Residential Real Estate Market: Germany Expected to See High Demand and Rent Increases Continue
The German residential real estate market is experiencing the most prolonged upswing seen in post-war history, according to experts from Scope Investor Services (Scope). The rental markets are tense in the country’s major and fast-growing cities, with local signs of price overheating on the markets for condominiums as well. Scope expects the tense situation and the exaggerated trends to continue for the time being. The overall macroeconomic situation is robust and the number of private households will increase further, fueling demand on the residential real estate market. According to Scope, the market is only moving towards a better balance between supply and demand very slowly, with construction activity gradually starting to pick up. Savills believes that the overall conditions on the German residential real estate market remain positive from an investor’s perspective. Given the high demand, rents will continue to rise this year unless the state steps in with clear regulatory measures to halt rent development. According to Savills, Germany’s major metropolitan areas still offer positive long-term growth prospects. Investors should look not only at the areas’ core cities, but also at their surrounding areas. ImmobilienScout24 believes that, in addition to rising quoted rents, the prices of existing and newly built apartments are likely to continue to rise looking at Germany on average. The state building societies (Landesbausparkassen) expect to see prices to have risen by between 3 % and 5 % on the German residential real estate market by the end of the year. According to DB Research, residential property ownership remains affordable. There are, however, pronounced differences from region to region.
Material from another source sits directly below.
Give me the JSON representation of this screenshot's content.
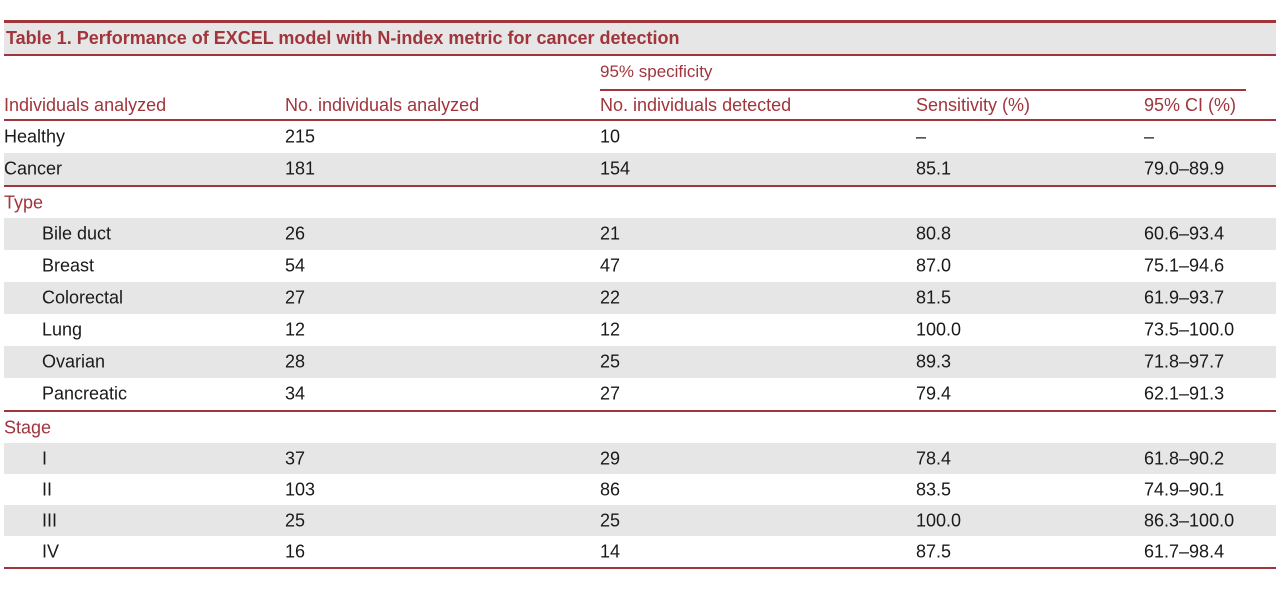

According to information released by the Cologne Institute for Economic Research as part of a study commissioned by gif – Gesellschaft für immobilienwirtschaftliche Forschung e.V. and others, the sharp increase in real estate prices for all forms of investment since 2010 is of fundamental significance. The prices of residential real estate in major cities stand out in particular. Nevertheless, the Cologne Institute still believes that a speculative bubble is unlikely, arguing that the price development can be explained and that financing behavior remains virtually unchanged. It does, however, point out that interest rates, economic developments and demand are currently providing extremely positive overall conditions, and that market corrections are likely to be made to one or several of these factors over the next few years. The empirica bubble index did not increase any further in the first quarter of 2017 and there is no conventional nationwide price bubble at the moment. Rents and purchase prices in 230 out of 402 administrative districts and self-governing cities are no longer developing in tandem, with the bubble index indicating a medium to high risk for 155 districts.
Due to the significant increase in rents in many places, there are calls for greater regulation of the residential property market in the run-up to the German Bundestag elections. The most significant new regulatory measure from a property owner’s perspective, the rent ceiling, is in place in more than 300 municipalities in twelve federal states. In Mecklenburg-West Pomerania, the federal state government has been tasked with introducing the regulations as soon as possible. Following the state parliamentary elections in North Rhine-Westphalia and Schleswig-Holstein, the rent ceiling could well be axed based on the coalition agreements.